A pair of wall-mounted pots, in chalky white with platinum leaf interiors, are even more astounding from the point of view of fabrication. An inner form, mounted on four pins, is an inclined cylinder that exactly matches the geometry of the outer container. Hold on to your hats, potters: that means Smith has nested one nearly-impossible-to-make clay object inside another, maintaining absolute consistency between the exterior wall of one and the inner and exterior walls of the other. Yet he doesn’t belabour the point. You have to discover this isometry through close looking, much like the colour hidden behind, which reflects against the wall as an ethereal glow. Further visual interest is provided by the surface, achieved by mixing wood shavings into the clay body. They disappear in the firing, leaving voids that Smith associates with Italian travertine. These wall pots have an alpine beauty that comes from the palette and the command of craft, but give them time and you find they are filled with surprises.

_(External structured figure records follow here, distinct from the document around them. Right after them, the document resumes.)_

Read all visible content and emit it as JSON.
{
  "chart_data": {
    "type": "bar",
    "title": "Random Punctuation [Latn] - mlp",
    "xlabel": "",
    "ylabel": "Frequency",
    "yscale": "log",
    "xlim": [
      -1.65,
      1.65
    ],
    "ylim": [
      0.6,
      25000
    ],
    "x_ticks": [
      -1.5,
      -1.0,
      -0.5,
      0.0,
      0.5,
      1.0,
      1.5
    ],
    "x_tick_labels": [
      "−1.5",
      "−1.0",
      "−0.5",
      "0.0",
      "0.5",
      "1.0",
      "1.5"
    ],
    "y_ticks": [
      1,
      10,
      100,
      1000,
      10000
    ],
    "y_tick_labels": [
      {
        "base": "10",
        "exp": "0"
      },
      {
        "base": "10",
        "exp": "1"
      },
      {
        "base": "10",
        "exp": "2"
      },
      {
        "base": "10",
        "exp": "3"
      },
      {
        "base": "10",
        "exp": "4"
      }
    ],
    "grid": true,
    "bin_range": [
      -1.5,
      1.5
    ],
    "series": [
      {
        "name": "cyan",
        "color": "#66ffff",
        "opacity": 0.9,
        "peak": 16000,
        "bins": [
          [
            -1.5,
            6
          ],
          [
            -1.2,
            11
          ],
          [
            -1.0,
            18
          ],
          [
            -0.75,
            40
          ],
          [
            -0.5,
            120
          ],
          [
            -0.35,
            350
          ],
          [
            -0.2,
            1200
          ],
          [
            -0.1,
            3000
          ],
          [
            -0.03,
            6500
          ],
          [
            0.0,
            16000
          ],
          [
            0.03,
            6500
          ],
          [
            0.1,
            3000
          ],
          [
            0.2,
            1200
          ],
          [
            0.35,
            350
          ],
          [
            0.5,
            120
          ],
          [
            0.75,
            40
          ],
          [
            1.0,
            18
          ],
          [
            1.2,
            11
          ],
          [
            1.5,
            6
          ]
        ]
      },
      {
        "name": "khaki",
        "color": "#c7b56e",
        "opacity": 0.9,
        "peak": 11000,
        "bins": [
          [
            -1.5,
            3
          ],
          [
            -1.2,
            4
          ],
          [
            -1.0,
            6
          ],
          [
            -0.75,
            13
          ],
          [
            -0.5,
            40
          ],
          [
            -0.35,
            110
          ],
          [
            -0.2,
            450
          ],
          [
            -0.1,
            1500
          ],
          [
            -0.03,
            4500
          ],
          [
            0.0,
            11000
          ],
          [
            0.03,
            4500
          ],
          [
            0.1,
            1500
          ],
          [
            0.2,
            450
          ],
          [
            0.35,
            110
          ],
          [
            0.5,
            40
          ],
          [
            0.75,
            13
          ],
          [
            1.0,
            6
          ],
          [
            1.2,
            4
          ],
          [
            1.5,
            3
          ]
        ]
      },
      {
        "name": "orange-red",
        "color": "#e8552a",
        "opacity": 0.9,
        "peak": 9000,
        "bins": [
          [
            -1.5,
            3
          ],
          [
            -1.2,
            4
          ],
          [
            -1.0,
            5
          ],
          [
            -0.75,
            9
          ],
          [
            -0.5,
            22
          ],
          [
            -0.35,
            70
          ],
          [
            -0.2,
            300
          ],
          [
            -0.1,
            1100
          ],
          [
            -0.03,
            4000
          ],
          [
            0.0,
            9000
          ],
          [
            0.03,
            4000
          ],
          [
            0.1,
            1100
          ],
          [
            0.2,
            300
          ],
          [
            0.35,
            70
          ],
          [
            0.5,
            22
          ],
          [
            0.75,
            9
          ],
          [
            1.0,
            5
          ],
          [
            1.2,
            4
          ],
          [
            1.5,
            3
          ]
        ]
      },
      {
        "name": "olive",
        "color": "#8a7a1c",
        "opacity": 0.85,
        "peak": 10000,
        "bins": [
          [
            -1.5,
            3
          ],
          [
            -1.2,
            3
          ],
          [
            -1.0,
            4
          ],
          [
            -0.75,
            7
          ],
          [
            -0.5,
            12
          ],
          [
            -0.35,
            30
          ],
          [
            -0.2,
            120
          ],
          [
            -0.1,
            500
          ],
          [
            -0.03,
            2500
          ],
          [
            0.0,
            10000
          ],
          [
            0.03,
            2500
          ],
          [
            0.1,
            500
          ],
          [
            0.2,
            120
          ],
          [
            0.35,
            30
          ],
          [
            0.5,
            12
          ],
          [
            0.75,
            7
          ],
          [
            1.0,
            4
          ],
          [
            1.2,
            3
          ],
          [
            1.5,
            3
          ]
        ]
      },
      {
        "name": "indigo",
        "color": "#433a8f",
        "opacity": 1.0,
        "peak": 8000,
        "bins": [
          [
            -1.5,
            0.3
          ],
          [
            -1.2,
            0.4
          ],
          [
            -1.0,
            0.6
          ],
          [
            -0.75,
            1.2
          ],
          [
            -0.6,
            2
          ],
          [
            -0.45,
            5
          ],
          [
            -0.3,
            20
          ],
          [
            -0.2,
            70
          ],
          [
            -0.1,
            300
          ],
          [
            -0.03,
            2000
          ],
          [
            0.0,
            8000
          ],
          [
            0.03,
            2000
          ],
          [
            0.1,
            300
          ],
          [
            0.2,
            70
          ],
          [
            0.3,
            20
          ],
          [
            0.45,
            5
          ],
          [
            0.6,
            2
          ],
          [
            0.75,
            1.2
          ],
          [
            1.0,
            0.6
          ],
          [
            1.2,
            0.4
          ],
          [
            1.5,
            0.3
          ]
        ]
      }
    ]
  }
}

So there you have it: a typical outing for Martin Smith. Technique there is, aplenty. Yet the real pleasures of this show, like those of a good concert, are evanescent. They are in the subtle rhythms and rhymes between these three groups of work; and in the way that unexpected, complex richness can be evolved from simple rules (without which, of course, there can be no game). Smith is never anything less than serious. But these days, he’s moving from one idea to another with a hop, a skip and a jump.